I reacted very negatively to Mel Gibson’s infamous 2004 movie, The Passion of the Christ, for a number of reasons, all of which can be summed up under the heading “Lopsided and Misleading.” It certainly more than lived up to the claim of its title, the “Passion of the Christ.” But that very emphasis, so drawn out and so graphically presented, I thought in the final analysis misrepresented the totality of Jesus and the meaning of his earthly existence. Any person who knew nothing about Jesus had to conclude from this film that the sole purpose of his life was to be a sacrificial offering for the sins of the human race. Granted, that is still a very popular interpretation, and also a major theme in official Christian teachings, but it is one which many of us no longer find believable or acceptable.
True, the movie did include brief snatches of other aspects of Jesus’ life and ministry, but they are the flimsiest flashbacks, almost like footnotes, and do not belong to the substance of the characterization. It’s obvious that Mr. Gibson had a single vision he wanted to project: Jesus as divinely appointed and willing victim; Jesus as the suffering God-Man, dying for us sinners.

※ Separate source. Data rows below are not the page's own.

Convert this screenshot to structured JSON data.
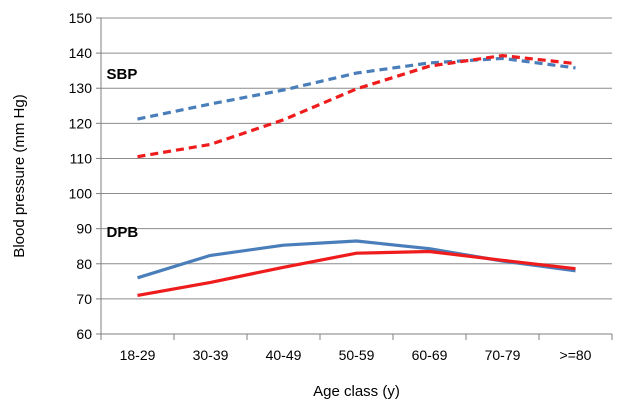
{
  "chart_data": {
    "type": "line",
    "title": "",
    "xlabel": "Age class (y)",
    "ylabel": "Blood pressure (mm Hg)",
    "categories": [
      "18-29",
      "30-39",
      "40-49",
      "50-59",
      "60-69",
      "70-79",
      ">=80"
    ],
    "ylim": [
      60,
      150
    ],
    "yticks": [
      60,
      70,
      80,
      90,
      100,
      110,
      120,
      130,
      140,
      150
    ],
    "grid": "horizontal",
    "legend": "none",
    "series": [
      {
        "values": [
          121.2,
          125.5,
          129.5,
          134.3,
          137.2,
          138.5,
          135.8
        ],
        "color": "#4a7ebb",
        "style": "dashed",
        "group": "SBP"
      },
      {
        "values": [
          110.5,
          114.0,
          121.0,
          129.8,
          136.3,
          139.3,
          137.0
        ],
        "color": "#ee1c1c",
        "style": "dashed",
        "group": "SBP"
      },
      {
        "values": [
          76.0,
          82.4,
          85.3,
          86.5,
          84.3,
          80.8,
          78.0
        ],
        "color": "#4a7ebb",
        "style": "solid",
        "group": "DPB"
      },
      {
        "values": [
          71.0,
          74.7,
          79.0,
          83.0,
          83.5,
          81.0,
          78.6
        ],
        "color": "#ee1c1c",
        "style": "solid",
        "group": "DPB"
      }
    ],
    "annotations": [
      {
        "text": "SBP",
        "x": "18-29",
        "y": 134
      },
      {
        "text": "DPB",
        "x": "18-29",
        "y": 89
      }
    ]
  }
}
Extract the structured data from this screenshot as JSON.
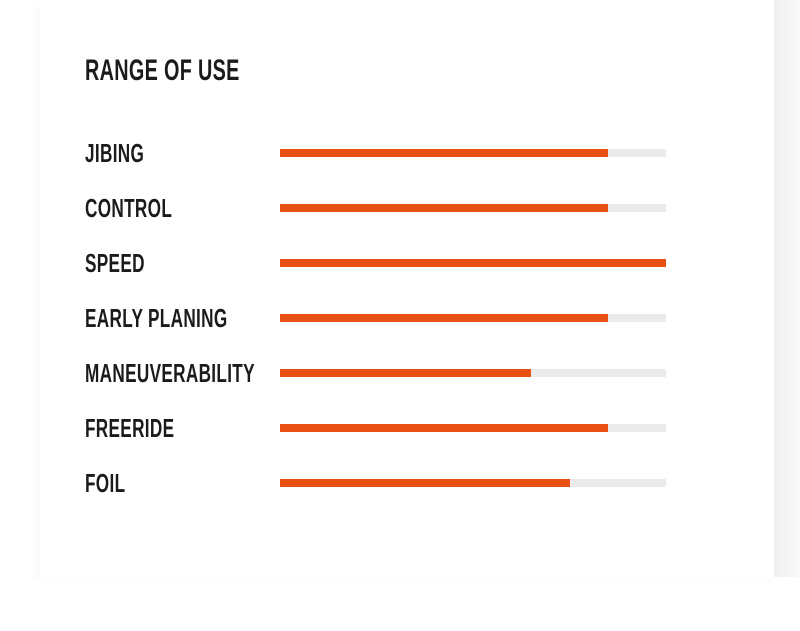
{
  "page": {
    "section_title": "RANGE OF USE"
  },
  "chart_data": {
    "type": "bar",
    "orientation": "horizontal",
    "title": "RANGE OF USE",
    "categories": [
      "JIBING",
      "CONTROL",
      "SPEED",
      "EARLY PLANING",
      "MANEUVERABILITY",
      "FREERIDE",
      "FOIL"
    ],
    "values": [
      85,
      85,
      100,
      85,
      65,
      85,
      75
    ],
    "value_unit": "percent of track length",
    "xlim": [
      0,
      100
    ],
    "grid": false,
    "legend": false,
    "data_labels": false,
    "colors": {
      "bar_fill": "#e85014",
      "bar_track": "#eaeaea",
      "text": "#1b1b1b",
      "card_background": "#ffffff",
      "page_background_right": "#efefef"
    }
  }
}
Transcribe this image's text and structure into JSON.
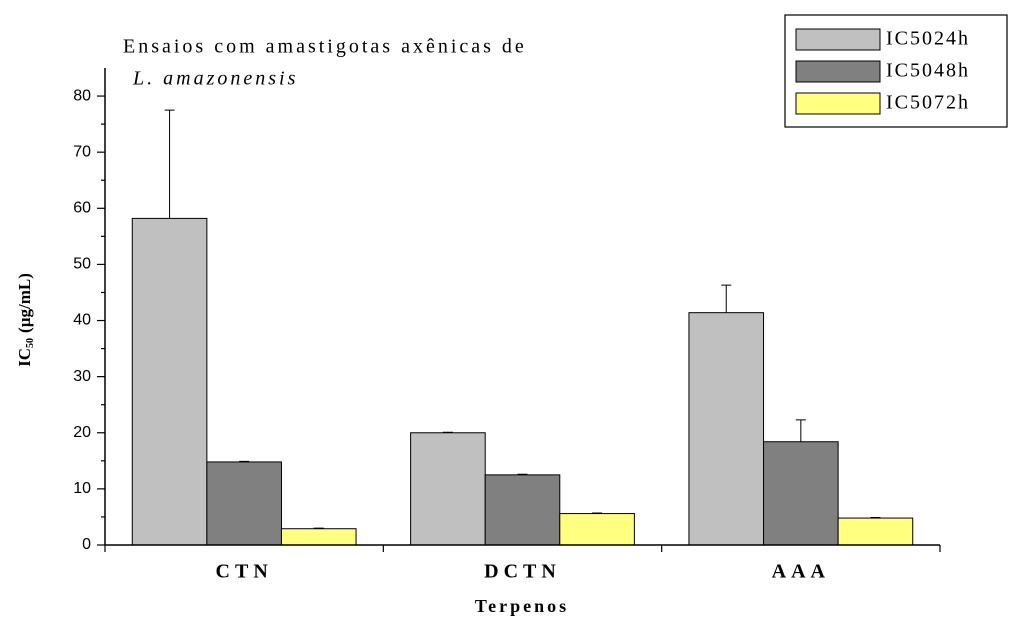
{
  "chart_data": {
    "type": "bar",
    "title": "Ensaios com amastigotas axênicas de",
    "subtitle": "L. amazonensis",
    "x_label": "Terpenos",
    "y_label": {
      "main": "IC",
      "sub": "50",
      "unit": "(µg/mL)"
    },
    "categories": [
      "CTN",
      "DCTN",
      "AAA"
    ],
    "series": [
      {
        "name": "IC5024h",
        "color": "#c0c0c0",
        "values": [
          58.2,
          20,
          41.4
        ],
        "errors": [
          19.3,
          0.1,
          4.9
        ]
      },
      {
        "name": "IC5048h",
        "color": "#808080",
        "values": [
          14.8,
          12.5,
          18.4
        ],
        "errors": [
          0.1,
          0.1,
          3.9
        ]
      },
      {
        "name": "IC5072h",
        "color": "#ffff80",
        "values": [
          2.9,
          5.6,
          4.8
        ],
        "errors": [
          0.1,
          0.1,
          0.1
        ]
      }
    ],
    "ylim": [
      0,
      85
    ],
    "yticks": [
      0,
      10,
      20,
      30,
      40,
      50,
      60,
      70,
      80
    ],
    "yminor_ticks": [
      5,
      15,
      25,
      35,
      45,
      55,
      65,
      75
    ],
    "legend": "upper right"
  }
}
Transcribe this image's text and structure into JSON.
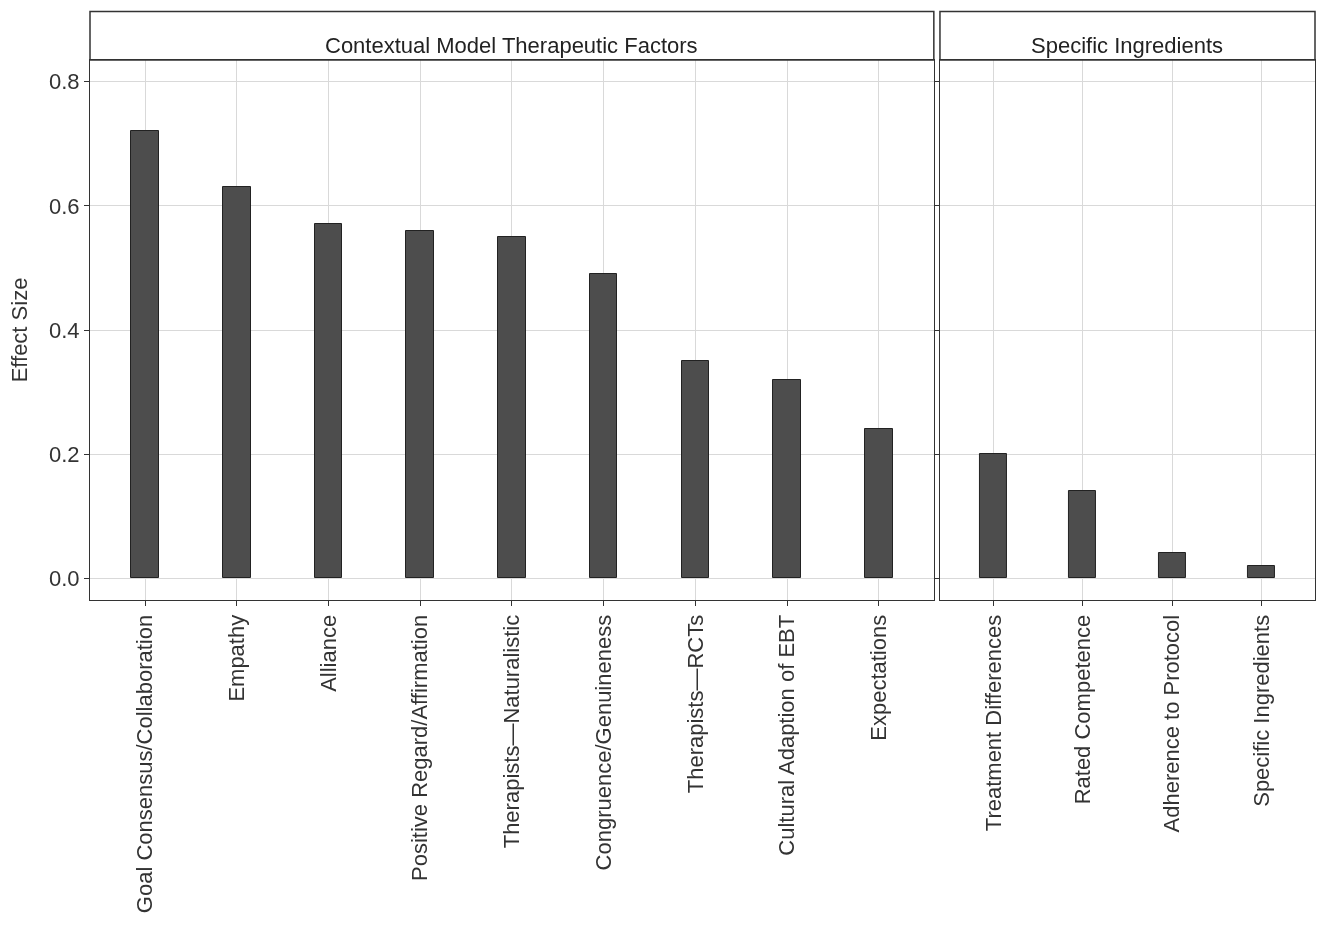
{
  "chart_data": [
    {
      "type": "bar",
      "title": "Contextual Model Therapeutic Factors",
      "ylabel": "Effect Size",
      "categories": [
        "Goal Consensus/Collaboration",
        "Empathy",
        "Alliance",
        "Positive Regard/Affirmation",
        "Therapists—Naturalistic",
        "Congruence/Genuineness",
        "Therapists—RCTs",
        "Cultural Adaption of EBT",
        "Expectations"
      ],
      "values": [
        0.72,
        0.63,
        0.57,
        0.56,
        0.55,
        0.49,
        0.35,
        0.32,
        0.24
      ],
      "color": "#4d4d4d",
      "ylim": [
        -0.035,
        0.835
      ],
      "yticks": [
        {
          "value": 0,
          "label": "0.0"
        },
        0.2,
        0.4,
        0.6,
        0.8
      ],
      "grid": true
    },
    {
      "type": "bar",
      "title": "Specific Ingredients",
      "categories": [
        "Treatment Differences",
        "Rated Competence",
        "Adherence to Protocol",
        "Specific Ingredients"
      ],
      "values": [
        0.2,
        0.14,
        0.04,
        0.02
      ],
      "color": "#4d4d4d",
      "ylim": [
        -0.035,
        0.835
      ],
      "yticks": [
        {
          "value": 0,
          "label": null
        },
        {
          "value": 0.2,
          "label": null
        },
        {
          "value": 0.4,
          "label": null
        },
        {
          "value": 0.6,
          "label": null
        },
        {
          "value": 0.8,
          "label": null
        }
      ],
      "grid": true,
      "tick_labels": "x"
    }
  ]
}
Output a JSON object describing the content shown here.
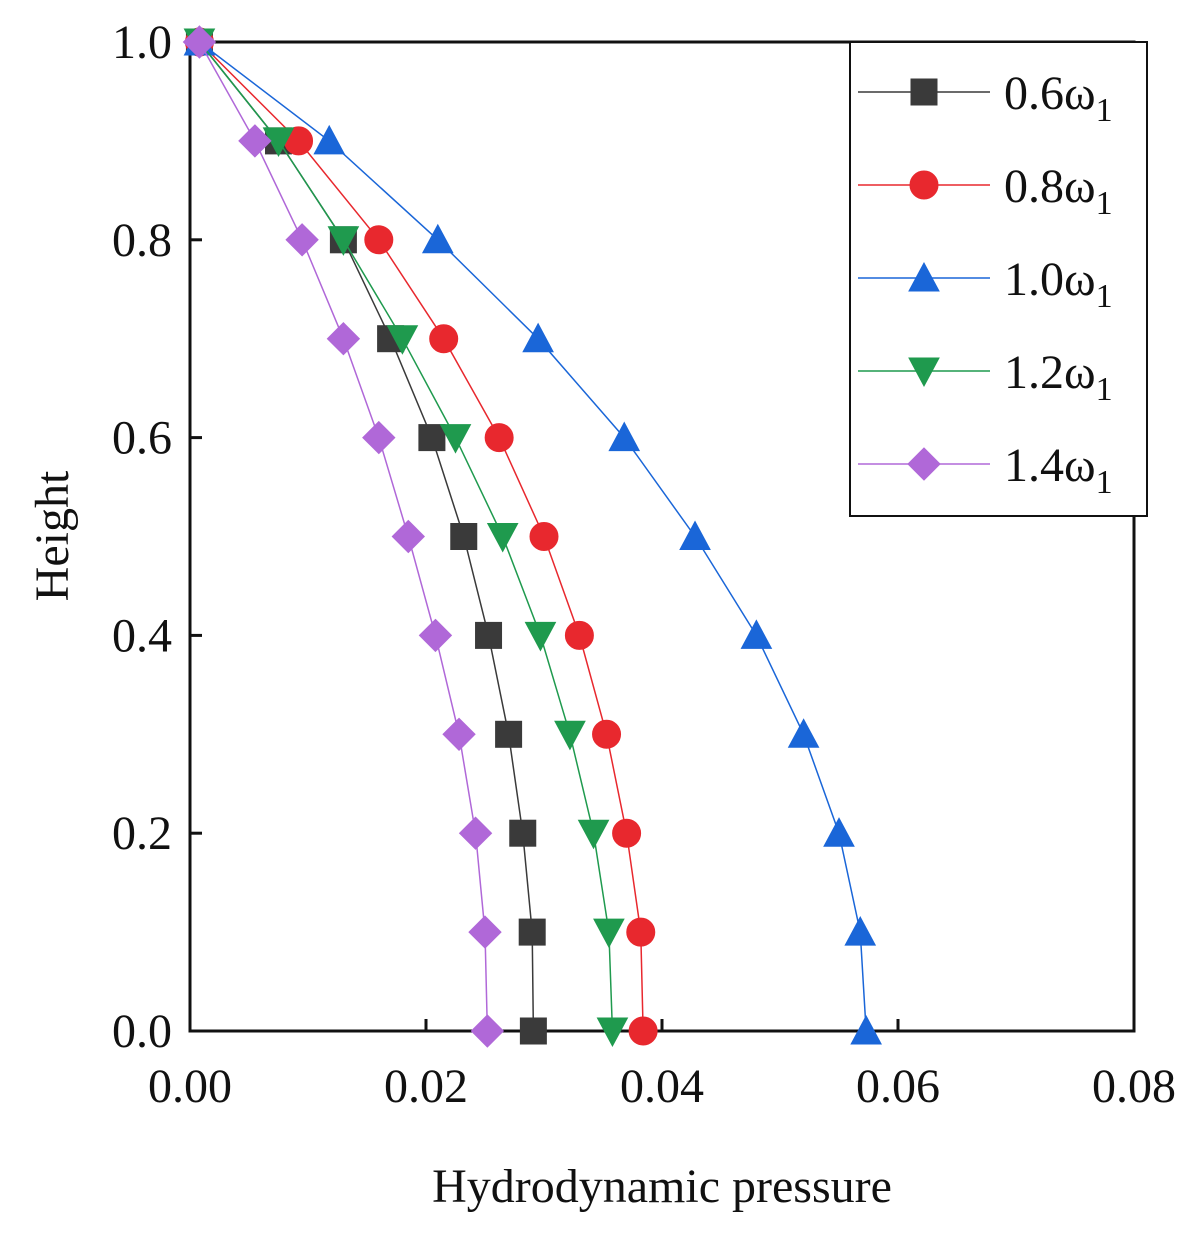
{
  "chart_data": {
    "type": "line",
    "title": "",
    "xlabel": "Hydrodynamic pressure",
    "ylabel": "Height",
    "xlim": [
      0,
      0.08
    ],
    "ylim": [
      0,
      1.0
    ],
    "xticks": [
      "0.00",
      "0.02",
      "0.04",
      "0.06",
      "0.08"
    ],
    "yticks": [
      "0.0",
      "0.2",
      "0.4",
      "0.6",
      "0.8",
      "1.0"
    ],
    "grid": false,
    "legend_position": "top-right",
    "y": [
      1.0,
      0.9,
      0.8,
      0.7,
      0.6,
      0.5,
      0.4,
      0.3,
      0.2,
      0.1,
      0.0
    ],
    "series": [
      {
        "name": "0.6ω",
        "subscript": "1",
        "color": "#3a3a3a",
        "marker": "square",
        "x": [
          0.0008,
          0.0075,
          0.013,
          0.017,
          0.0205,
          0.0232,
          0.0253,
          0.027,
          0.0282,
          0.029,
          0.0291
        ]
      },
      {
        "name": "0.8ω",
        "subscript": "1",
        "color": "#e8282e",
        "marker": "circle",
        "x": [
          0.0008,
          0.0092,
          0.016,
          0.0215,
          0.0262,
          0.03,
          0.033,
          0.0353,
          0.037,
          0.0382,
          0.0384
        ]
      },
      {
        "name": "1.0ω",
        "subscript": "1",
        "color": "#1a66d8",
        "marker": "triangle-up",
        "x": [
          0.0008,
          0.0118,
          0.021,
          0.0295,
          0.0368,
          0.0428,
          0.048,
          0.052,
          0.055,
          0.0568,
          0.0573
        ]
      },
      {
        "name": "1.2ω",
        "subscript": "1",
        "color": "#1f9a4e",
        "marker": "triangle-down",
        "x": [
          0.0008,
          0.0075,
          0.013,
          0.018,
          0.0225,
          0.0265,
          0.0297,
          0.0322,
          0.0342,
          0.0355,
          0.0358
        ]
      },
      {
        "name": "1.4ω",
        "subscript": "1",
        "color": "#b068d8",
        "marker": "diamond",
        "x": [
          0.0008,
          0.0055,
          0.0095,
          0.013,
          0.016,
          0.0185,
          0.0208,
          0.0228,
          0.0242,
          0.025,
          0.0252
        ]
      }
    ]
  }
}
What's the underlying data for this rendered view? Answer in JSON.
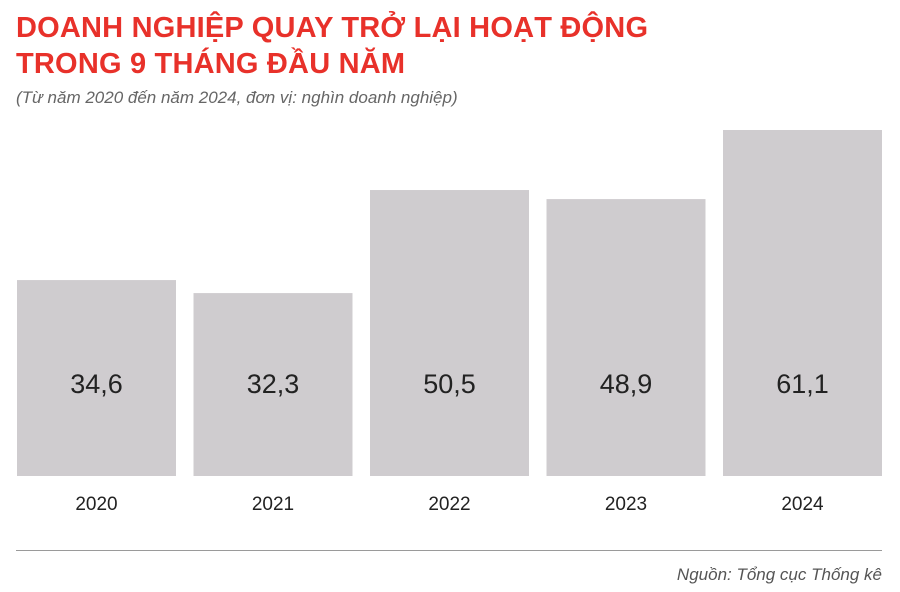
{
  "header": {
    "title_line1": "DOANH NGHIỆP QUAY TRỞ LẠI HOẠT ĐỘNG",
    "title_line2": "TRONG 9 THÁNG ĐẦU NĂM",
    "subtitle": "(Từ năm 2020 đến năm 2024, đơn vị: nghìn doanh nghiệp)"
  },
  "footer": {
    "source": "Nguồn: Tổng cục Thống kê"
  },
  "colors": {
    "title": "#e8312a",
    "bar": "#cfcccf",
    "text": "#222222"
  },
  "chart_data": {
    "type": "bar",
    "categories": [
      "2020",
      "2021",
      "2022",
      "2023",
      "2024"
    ],
    "values": [
      34.6,
      32.3,
      50.5,
      48.9,
      61.1
    ],
    "value_labels": [
      "34,6",
      "32,3",
      "50,5",
      "48,9",
      "61,1"
    ],
    "title": "DOANH NGHIỆP QUAY TRỞ LẠI HOẠT ĐỘNG TRONG 9 THÁNG ĐẦU NĂM",
    "subtitle": "(Từ năm 2020 đến năm 2024, đơn vị: nghìn doanh nghiệp)",
    "xlabel": "",
    "ylabel": "",
    "ylim": [
      0,
      61.1
    ],
    "grid": false,
    "legend": "none"
  }
}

In the wisdom of the Church over the long years of its existence, that dash between Jesus’ birth and death has not always been ignored. The English Episcopal priest and scholar, Dr. Giles Fraser, whom I have quoted to you before, explains that the early Church during its first three centuries did not celebrate Christmas at all. Christmas was the invention of the emperor Constantine in the 4th century. He was the celebrated convert who made Christianity the official religion of the Roman Empire. It was under his sponsorship that the Nicene Creed was written, in which Jesus’ birth and death are mentioned emphatically – but not much about his life between those two events. It was during that period that Jesus as he was known by the original Christians was, as Dr. Fraser remarks, pushed aside and replaced with the “infinitely more accommodating religion of the baby and the cross.”
The essence of Jesus’ life and mission is his teachings and his example. In no way did he minimize or hide his real intent.
He forcefully taught that we have a personal responsibility to one another and a special obligation to help those most in need and most deprived of the necessities of life.
He challenged unjust, corrupt, self-serving government and instructed us to do the same.
He cried out against the selfish hoarding of excessive wealth.
He championed non-violence above all and urged us always to be compassionate and merciful and generous, forgiving even our enemies. That’s the turning point in Christian commitment, I strongly believe: summoning the power and the will to forgive an enemy, which means not only to withhold words and actions of hostility or revenge but also to offer what that individual may need in order to recover from personal toxicity and to become his or her fuller and better self.
The baptism of Jesus, which we are commemorating today, was no mere religious ceremony; it was a commissioning, Jesus’ call to a ministry of unselfish love, that would eventually cost him his life in an unspeakably painful way. The Spirit & water ritual would not protect him; quite the opposite, it would lead him into risk and personal danger. He would speak truth to power, and power would react with deadly vengeance. His lifestyle would attract as many enemies as friends. His baptism by the reluctant John sent him into a confused, oppressed, needy world as its bringer of peace and justice.
Our baptism links us with him and his mission. It is literally true to say that in baptism we take on a way of life, as Jesus did, which will ultimately define the time and space between our birth and our death.